Stream Manipulation With grep, sed, and xargs
It’s not unusual for a developer or data analyst to have the need to modify files with similar pattern across all board. Scenario: Say you have 100 files in your project that contain the text “ORANGE” and you want to replace them all into “APPLE.” A novice approach would be to manually open each file, look for ORANGE, and replace with APPLE. But we can do better with the following UNIX command:
grep -rl "ORANGE" . | xargs sed -i '' 's/ORANGE/APPLE/g'
Let’s see what’s going on here:
- grep is UNIX command for searching text in files: ‘-r’ will search through all files recursively; ‘-l’ will force only file names to be return; “ORANGE” is our searching pattern; and finally ‘.’ specify where we are searching from, in this case, starting at current location
- xargs: grep will usually output result to stdout. But this time, we will pipe (‘|’) it to xargs command, which turn the result into an array and invoke a new Unix command on each of the array element
- sed (or stream editor), will take each of those file name and apply a regular expression search/replace pattern to it; ‘-i’ option will allow in-place editing of files and making an extention back-up. In this case, -i is passed with ” or there will be no back up (Make sure you know what you are doing here because it’s irreversible. ‘g’ option makes the search global throughout the stream;
And that’s it. There, we have successfully replaced 100 files with one simple command.
Bonus Scenario:
There are many .tmp files laying around in your project. How to delete them all?

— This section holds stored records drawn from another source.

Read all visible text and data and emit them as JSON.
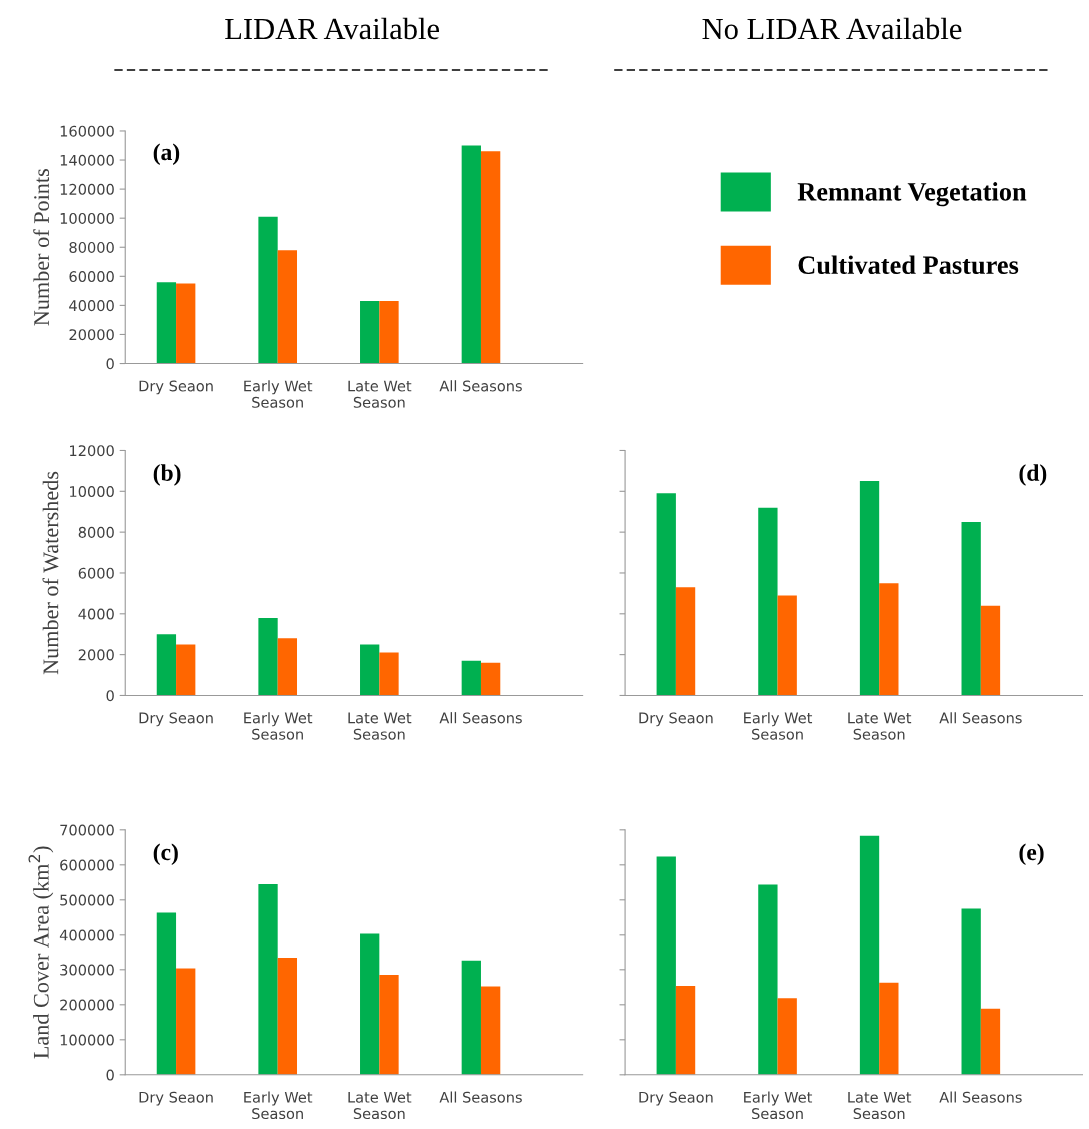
{
  "chart_data": [
    {
      "type": "bar",
      "title": "LIDAR Available",
      "ylabel": "Number of Points",
      "annotations": [
        "(a)"
      ],
      "categories": [
        "Dry Seaon",
        "Early Wet\nSeason",
        "Late Wet\nSeason",
        "All Seasons"
      ],
      "ylim": [
        0,
        160000
      ],
      "yticks": [
        0,
        20000,
        40000,
        60000,
        80000,
        100000,
        120000,
        140000,
        160000
      ],
      "legend": "right",
      "grid": false,
      "series": [
        {
          "name": "Remnant Vegetation",
          "color": "#00b050",
          "values": [
            56000,
            101000,
            43000,
            150000
          ]
        },
        {
          "name": "Cultivated Pastures",
          "color": "#ff6600",
          "values": [
            55000,
            78000,
            43000,
            146000
          ]
        }
      ]
    },
    {
      "type": "bar",
      "ylabel": "Number of Watersheds",
      "annotations": [
        "(b)"
      ],
      "categories": [
        "Dry Seaon",
        "Early Wet\nSeason",
        "Late Wet\nSeason",
        "All Seasons"
      ],
      "ylim": [
        0,
        12000
      ],
      "yticks": [
        0,
        2000,
        4000,
        6000,
        8000,
        10000,
        12000
      ],
      "grid": false,
      "series": [
        {
          "color": "#00b050",
          "values": [
            3000,
            3800,
            2500,
            1700
          ]
        },
        {
          "color": "#ff6600",
          "values": [
            2500,
            2800,
            2100,
            1600
          ]
        }
      ]
    },
    {
      "type": "bar",
      "ylabel": "Land Cover Area (km$^{2}$)",
      "annotations": [
        "(c)"
      ],
      "categories": [
        "Dry Seaon",
        "Early Wet\nSeason",
        "Late Wet\nSeason",
        "All Seasons"
      ],
      "ylim": [
        0,
        700000
      ],
      "yticks": [
        0,
        100000,
        200000,
        300000,
        400000,
        500000,
        600000,
        700000
      ],
      "grid": false,
      "series": [
        {
          "color": "#00b050",
          "values": [
            464000,
            545000,
            404000,
            326000
          ]
        },
        {
          "color": "#ff6600",
          "values": [
            304000,
            334000,
            285000,
            252000
          ]
        }
      ]
    },
    {
      "type": "bar",
      "title": "No LIDAR Available",
      "annotations": [
        "(d)"
      ],
      "categories": [
        "Dry Seaon",
        "Early Wet\nSeason",
        "Late Wet\nSeason",
        "All Seasons"
      ],
      "ylim": [
        0,
        12000
      ],
      "yticks": [
        0,
        2000,
        4000,
        6000,
        8000,
        10000,
        12000
      ],
      "tick_labels": "x",
      "grid": false,
      "series": [
        {
          "color": "#00b050",
          "values": [
            9900,
            9200,
            10500,
            8500
          ]
        },
        {
          "color": "#ff6600",
          "values": [
            5300,
            4900,
            5500,
            4400
          ]
        }
      ]
    },
    {
      "type": "bar",
      "annotations": [
        "(e)"
      ],
      "categories": [
        "Dry Seaon",
        "Early Wet\nSeason",
        "Late Wet\nSeason",
        "All Seasons"
      ],
      "ylim": [
        0,
        700000
      ],
      "yticks": [
        0,
        100000,
        200000,
        300000,
        400000,
        500000,
        600000,
        700000
      ],
      "tick_labels": "x",
      "grid": false,
      "series": [
        {
          "color": "#00b050",
          "values": [
            624000,
            544000,
            683000,
            475000
          ]
        },
        {
          "color": "#ff6600",
          "values": [
            254000,
            219000,
            263000,
            189000
          ]
        }
      ]
    }
  ]
}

find . -iname "*.tmp" | xargs rm
Super Bonus Scenario: This question comes up often in software developer’s job interview question: “How to extract out phone numbers in many huge files?” My approach would be to use grep with clever regular expressions. How complicated does the pattern matching have to be in order to avoid under-match and over-match? That’d open an interesting conversation between the interviewer and the interviewee.